In addition, the Governor directed various state agencies, local water suppliers and local governments to begin implementing water conservation strategies and contingency plans in order to prepare for anticipated water shortages. As drought conditions worsened, the Governor issued an Executive Order
in April calling on the State Water Resources Control Board
(SWRCB) to “adopt and implement emergency regulations pursuant to Water Code section 1058.5
, as it deems necessary to prevent the waste, unreasonable use, unreasonable method of use, or unreasonable method of diversion of water, to promote water recycling or water conservation, and to require curtailment of diversions when water is not available under the diverter's priority of right.”
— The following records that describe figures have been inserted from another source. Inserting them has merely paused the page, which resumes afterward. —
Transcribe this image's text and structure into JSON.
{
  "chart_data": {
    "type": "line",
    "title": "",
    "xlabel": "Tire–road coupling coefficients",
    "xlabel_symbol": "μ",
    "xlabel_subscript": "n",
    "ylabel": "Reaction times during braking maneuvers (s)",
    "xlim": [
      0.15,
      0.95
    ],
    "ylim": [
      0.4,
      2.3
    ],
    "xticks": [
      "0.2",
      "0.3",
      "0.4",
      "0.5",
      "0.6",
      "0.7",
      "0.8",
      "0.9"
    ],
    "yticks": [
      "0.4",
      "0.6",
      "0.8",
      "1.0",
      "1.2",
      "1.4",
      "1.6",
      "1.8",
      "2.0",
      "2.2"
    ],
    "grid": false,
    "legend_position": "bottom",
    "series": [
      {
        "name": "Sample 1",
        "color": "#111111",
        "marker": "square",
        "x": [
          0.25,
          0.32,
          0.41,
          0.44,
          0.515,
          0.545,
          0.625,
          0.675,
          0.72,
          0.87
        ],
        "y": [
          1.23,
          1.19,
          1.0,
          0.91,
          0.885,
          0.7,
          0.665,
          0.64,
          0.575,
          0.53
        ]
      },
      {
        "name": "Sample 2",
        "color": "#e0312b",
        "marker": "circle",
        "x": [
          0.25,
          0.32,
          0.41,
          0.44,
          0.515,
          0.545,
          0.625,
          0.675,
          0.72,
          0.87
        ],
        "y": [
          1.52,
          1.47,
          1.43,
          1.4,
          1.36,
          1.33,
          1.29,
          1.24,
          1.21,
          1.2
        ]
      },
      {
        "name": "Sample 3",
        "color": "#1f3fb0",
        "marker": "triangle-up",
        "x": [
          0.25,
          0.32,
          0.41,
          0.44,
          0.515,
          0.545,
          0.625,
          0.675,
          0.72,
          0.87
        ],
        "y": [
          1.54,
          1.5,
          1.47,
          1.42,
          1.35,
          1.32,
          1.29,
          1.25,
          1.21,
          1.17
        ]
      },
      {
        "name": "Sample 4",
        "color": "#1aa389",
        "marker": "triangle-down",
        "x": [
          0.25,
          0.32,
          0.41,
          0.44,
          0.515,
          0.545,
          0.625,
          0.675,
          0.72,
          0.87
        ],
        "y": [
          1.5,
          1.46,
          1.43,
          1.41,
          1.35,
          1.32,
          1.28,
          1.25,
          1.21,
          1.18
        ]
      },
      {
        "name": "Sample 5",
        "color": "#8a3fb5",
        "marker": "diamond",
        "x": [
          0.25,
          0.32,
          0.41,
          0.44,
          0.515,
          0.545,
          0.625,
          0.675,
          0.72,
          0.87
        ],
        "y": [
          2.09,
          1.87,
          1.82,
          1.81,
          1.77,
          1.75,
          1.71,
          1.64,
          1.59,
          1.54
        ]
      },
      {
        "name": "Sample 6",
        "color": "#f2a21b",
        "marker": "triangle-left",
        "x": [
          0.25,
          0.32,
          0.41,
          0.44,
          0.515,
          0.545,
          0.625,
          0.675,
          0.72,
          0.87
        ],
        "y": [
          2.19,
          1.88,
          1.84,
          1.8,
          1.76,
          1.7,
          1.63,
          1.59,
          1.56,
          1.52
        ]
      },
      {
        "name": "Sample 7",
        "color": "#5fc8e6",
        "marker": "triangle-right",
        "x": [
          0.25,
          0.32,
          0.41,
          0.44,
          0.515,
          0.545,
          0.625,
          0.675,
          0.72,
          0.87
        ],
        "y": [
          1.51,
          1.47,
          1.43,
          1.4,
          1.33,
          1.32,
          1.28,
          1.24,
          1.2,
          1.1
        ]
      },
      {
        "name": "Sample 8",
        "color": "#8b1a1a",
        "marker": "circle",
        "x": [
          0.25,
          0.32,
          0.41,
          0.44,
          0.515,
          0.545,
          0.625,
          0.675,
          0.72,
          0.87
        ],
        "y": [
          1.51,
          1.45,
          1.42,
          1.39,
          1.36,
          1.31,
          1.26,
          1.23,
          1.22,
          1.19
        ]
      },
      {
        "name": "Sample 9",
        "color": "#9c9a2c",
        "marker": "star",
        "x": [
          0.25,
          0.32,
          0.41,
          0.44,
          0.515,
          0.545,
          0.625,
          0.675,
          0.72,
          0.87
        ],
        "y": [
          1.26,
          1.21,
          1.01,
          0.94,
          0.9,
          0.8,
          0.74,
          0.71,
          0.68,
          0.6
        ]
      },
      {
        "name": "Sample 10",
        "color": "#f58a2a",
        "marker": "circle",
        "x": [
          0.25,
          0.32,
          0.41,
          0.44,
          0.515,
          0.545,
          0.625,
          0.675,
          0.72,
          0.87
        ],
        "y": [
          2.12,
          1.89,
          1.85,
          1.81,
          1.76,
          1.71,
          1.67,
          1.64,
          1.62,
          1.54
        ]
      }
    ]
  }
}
This week, the SWRCB adopted several regulations
addressing the drought and restricting certain activities to conserve water. A copy of the board presentation and additional information is available online
The new regulations prohibit the following, except where necessary to address health and safety needs:
The application of water to outdoor landscapes in a manner that causes runoff such that water flows onto adjacent property, non-irrigated areas, private and public walkways, roadways, parking lots, or structures;
The use of a hose to wash an automobile, except where the hose is fitted with a shut-off nozzle or device attached to it that causes it to cease dispensing water immediately when not in use;
The application of water to any hard surface, including but not limited to driveways, sidewalks, and asphalt; and
The use of potable water in a fountain or other decorative water feature, except where the water is part of a recirculating system.
(Note: These restrictions only apply to potable water. Use of recycled water would not be impacted.)
Those found to be in violation of these prohibitions are subject to a fine of up to $500 for each day the violation occurs. Local agencies are tasked with enforcing the new regulations and the ability to determine the best course of disciplinary action. For example, cities may opt to issue a smaller fine to first-time violators or issue a citation warning stating that further action may be taken should violations continue.
The regulations also require water suppliers (including those cities that supply water) to implement their existing water shortage contingency plan and impose mandatory restrictions on outdoor irrigation. Each urban water supplier that does not have a water shortage contingency plan, or has been notified by the Department of Water Resources
that its water shortage contingency plan does not meet the requirements of Water Code section 10632
shall, within thirty (30) days, limit outdoor irrigation by the persons it serves to no more than two days per week or shall implement another mandatory conservation measure or measures intended to achieve a comparable reduction in water consumption by the persons it serves relative to the amount consumed in 2013
Urban water suppliers are required to prepare and submit to the SWRCB by the 15th of each month a monitoring report detailing the amount of potable water the urban water supplier produced, including treated water provided by a wholesaler, in the preceding calendar month. The monitoring report shall also estimate the gallons of water per person per day used by the persons it serves. In its initial monitoring report, each urban water supplier shall state the number of persons it serves.